The art of napping is not just for toddlers or languid house cats stretched out in patches of sun.
Churchill Was a Napper
Winston Churchill, for instance, made napping into something of a private Olympic event.A mere 20 minutes was all he needed to split his day in half, effectively getting “two days in one” and thus neatly solving the perpetual problem of there only being 24 hours in a day.
Napoleon Did It on a Bear Skin
Napoleon Bonaparte, the tireless tactician with an appetite for conquest, famously slept only four hours a night.These brief respites, often taken directly on the battlefield atop a bear skin, were more than mere rest; they were strategic tools.
A Philosopher’s Sleep
Aristotle, that tireless philosopher of ancient Greece, was as committed to his naps as he was to his musings on the nature of reality.He was fascinated by the hypnagogic state, that peculiar borderland between waking and sleeping, where one’s thoughts drift off in strange, semi-lucid directions.
He noted that, in this fragile, half-aware state, ideas presented themselves with a clarity and strangeness that ordinary wakefulness could never produce.
Dozing Led to the Mona Lisa’s Smile
Centuries later, Leonardo da Vinci took this notion to entirely new, and slightly eccentric, heights.Leonardo’s devotion to his art was such that he decided ordinary sleep was an inefficient use of time and began following what’s now known as the Uberman sleep cycle.
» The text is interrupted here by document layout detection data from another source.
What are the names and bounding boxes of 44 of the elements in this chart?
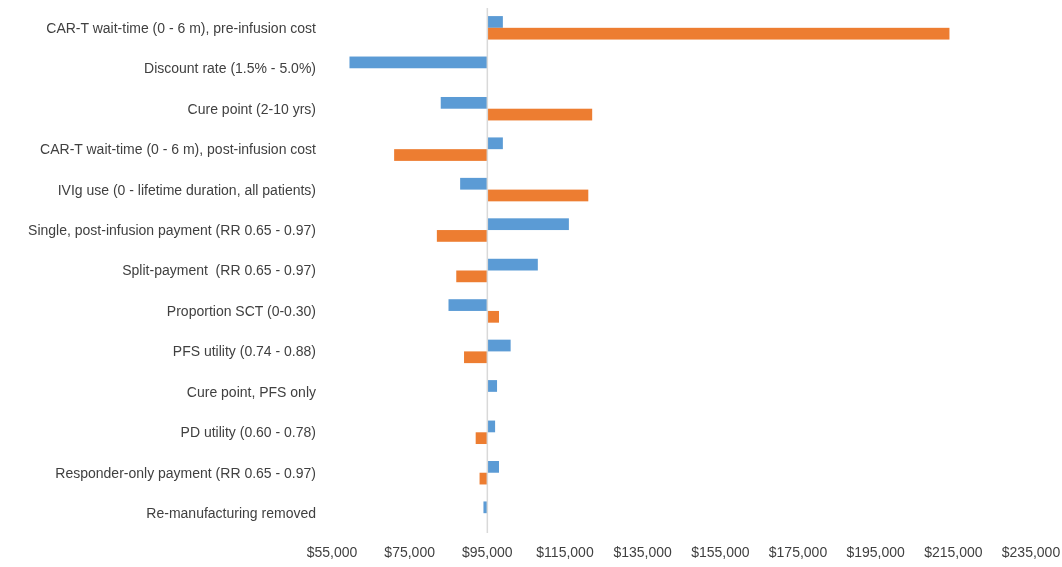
bar [487,380,498,392]
bar [349,56,488,69]
bar [483,501,488,514]
bar [456,270,488,283]
y-tick-label: Cure point, PFS only [186,383,316,400]
x-tick-label: $235,000 [1001,544,1061,560]
x-tick-label: $75,000 [384,544,436,560]
bar [440,96,488,109]
y-tick-label: PD utility (0.60 - 0.78) [180,424,316,441]
y-tick-label: Split-payment (RR 0.65 - 0.97) [122,262,316,279]
y-tick-label: Single, post-infusion payment (RR 0.65 - 0.97) [28,221,316,238]
x-tick-label: $115,000 [536,544,594,560]
bar [487,108,593,121]
y-tick-label: CAR-T wait-time (0 - 6 m), post-infusion cost [40,141,317,158]
y-tick-label: Proportion SCT (0-0.30) [166,302,316,319]
bar [436,230,488,242]
bar [394,149,488,161]
x-tick-label: $155,000 [691,544,750,560]
x-tick-label: $195,000 [846,544,906,560]
bar [475,432,488,445]
y-tick-label: Cure point (2-10 yrs) [187,100,316,117]
y-tick-label: Re-manufacturing removed [146,505,316,522]
x-tick-label: $175,000 [768,544,828,560]
y-tick-label: CAR-T wait-time (0 - 6 m), pre-infusion cost [46,19,317,36]
bar [487,137,503,150]
bar [487,339,511,352]
y-tick-label: PFS utility (0.74 - 0.88) [172,343,316,360]
bar [464,351,488,364]
bar [460,177,488,190]
bar [487,189,589,202]
bar [448,299,488,311]
x-tick-label: $95,000 [462,544,513,560]
x-tick-label: $215,000 [924,544,983,560]
y-tick-label: Discount rate (1.5% - 5.0%) [144,60,316,77]
bar [487,258,538,271]
x-tick-label: $135,000 [613,544,673,560]
x-tick-label: $55,000 [306,544,358,560]
bar [487,461,499,473]
bar [487,16,503,28]
y-tick-label: Responder-only payment (RR 0.65 - 0.97) [55,464,316,481]
bar [487,218,569,231]
bar [487,310,499,323]
bar [487,27,950,40]
y-tick-label: IVIg use (0 - lifetime duration, all patients) [57,181,316,198]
This polyphasic schedule, essentially a series of 20-minute naps taken every four hours, allowed him to function on just two hours of sleep per day while he worked meticulously on the Mona Lisa’s smile.
Einstein’s Pencil Nap
Albert Einstein claimed he needed a whopping ten hours of slumber each night, plus the occasional kip during the day. For Einstein, sleep wasn’t just a luxury; it was a crucial part of his scientific arsenal, like chalkboards, equations, and that spectacular moustache.Einstein’s naps were more of a finely tuned, scientifically engineered micro-event, designed to keep him hovering on the edge of consciousness.
Like Aristotle, he allowed himself to dip into the shallow waters of stage one sleep, never venturing further.
To prevent himself from drifting into the dangerous depths of real sleep, he would sit upright in his armchair, gripping a pencil (or, for added flair, a spoon). As he started to doze, the pencil would slip from his fingers, clanging dramatically to the floor and jolting him awake.
JFK’s Own Version
President John F. Kennedy, with a diary stuffed to the brim with the business of running the Free World, was similarly dedicated to the art of a good nap, often joined by his wife, Jackie.JFK had picked up the practice from his predecessor, Dwight D. Eisenhower, who in turn had picked it up from, yes, you guessed it, Winston Churchill.
Edison’s Light Bulb Moment
Thomas Edison, that brilliant inventor and serial napper, was fond of a bit of shut-eye but not keen on admitting it.Having introduced the world to the lightbulb, he had a distinctly ambivalent relationship with sleep, which he regarded as a rather outdated nuisance “from our cave days.”
Tolkien, Lewis, Murakami
Then we have the writers, whose profession practically demands a good nap as fuel for the creative process.Tolkien and C.S. Lewis could hardly resist a quick midday snooze, muttering something profound about dragons no doubt.
Haruki Murakami, the enigmatic Japanese writer whose novels blend surrealism, magical realism, and a hefty dose of pop culture references, has achieved literary fame not just for his tales of talking cats and alternate realities, but also for his commitment to the fine art of napping.
For Murakami, naps are practically a part-time job. Reports suggest he takes up to four naps a day, with each nap timed with the precision of a Swiss watch.
The moral, if there is one (and there almost certainly isn’t), is that napping may well be the ultimate weapon in the productivity arsenal, as demonstrated by everyone from generals to geniuses, politicians to painters.
The nap is an essential ritual, honed to a fine art by people who, in the grand scheme of things, probably could have changed the world without it, but they didn’t, and that’s perhaps a point worth pondering over a nice 20 minute kip.